In the earliest days, we had to rely on somebody bringing in a boom box for our music. Some guys would bring in something loud enough to hear through out the store – if you wanted to. Other times we took the receiver from the intercom system, taped the transmit button down, and played it over the intercom system. The sound quality was pretty poor but beggars couldn’t be choosy. When Bob Seger’s “Against the Wind” album came out, I bought it on cassette and played it for the guys over and over and over again. I am not sure that was my finest leadership move but they tolerated it. When you are sleep deprived, perhaps, you just stop realizing that you are being subliminally tortured in some way. For the record, though, that album was one of the very best!
We did a lot of crazy things during the night, things that would have gotten us all thrown out of the store if we lived in the modern age of cameras everywhere. Sometimes, if we were running ahead of schedule, we would push all of the clothing racks aside to create a miniature football field and break out one of the Nerf footballs. There may or may not have been some things broken (even a overhead florescent bulb one evening) and many a manager wondered why the clothing racks weren’t exactly where they were the night before. Then there was standing up inside grocery carts or on top of flat top carts so that we could “face” out the top shelf without getting up and down off of step stools. That top shelf had to look like an flat skyline, don’t you know? It was easier just to prop ourselves along on a cart of some sort but it would have had OSHA filing reports and threatening to shut us down if there had been cameras around.

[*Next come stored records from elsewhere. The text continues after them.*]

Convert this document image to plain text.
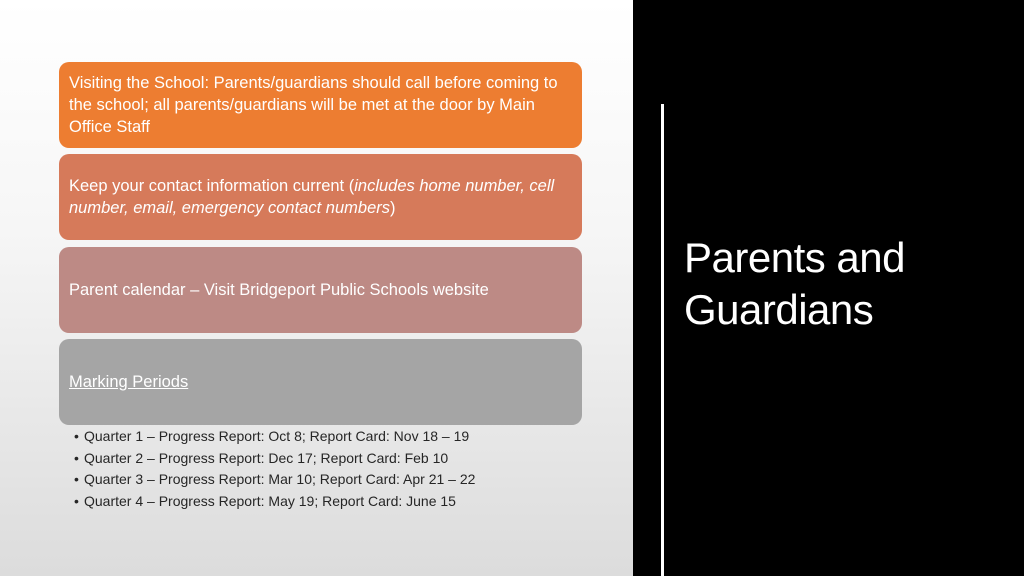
Visiting the School: Parents/guardians should call before coming to the school; all parents/guardians will be met at the door by Main Office Staff
Keep your contact information current (includes home number, cell number, email, emergency contact numbers)
Parent calendar – Visit Bridgeport Public Schools website
Marking Periods
• Quarter 1 – Progress Report: Oct 8; Report Card: Nov 18 – 19
• Quarter 2 – Progress Report: Dec 17; Report Card: Feb 10
• Quarter 3 – Progress Report: Mar 10; Report Card: Apr 21 – 22
• Quarter 4 – Progress Report: May 19; Report Card: June 15
Parents and Guardians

In the morning, after we had cleaned up the store, had all of the aisles looking like a perfect “sheet of glass” with wonderfully even “skylines” and not a speck of dust on anything, we would head for our cars. We would be more disheveled, sweaty, dirty, and delirious than we were when we got there but there was a bounce in our steps because most of the time we would be heading for a bar that served breakfast and offered pool tables and dart boards. Scrambled Eggs, bacon, and Budweiser were just our closing act as The Boys of the Night Crew, working on “Night Moves” that weren’t exactly what Seger had in mind way back when.



So rich in detail I felt like I was there. I wish I had been. Nicely done, Kevin!
Great insights into what goes on after hours! You’re a wonderful story teller Kevin!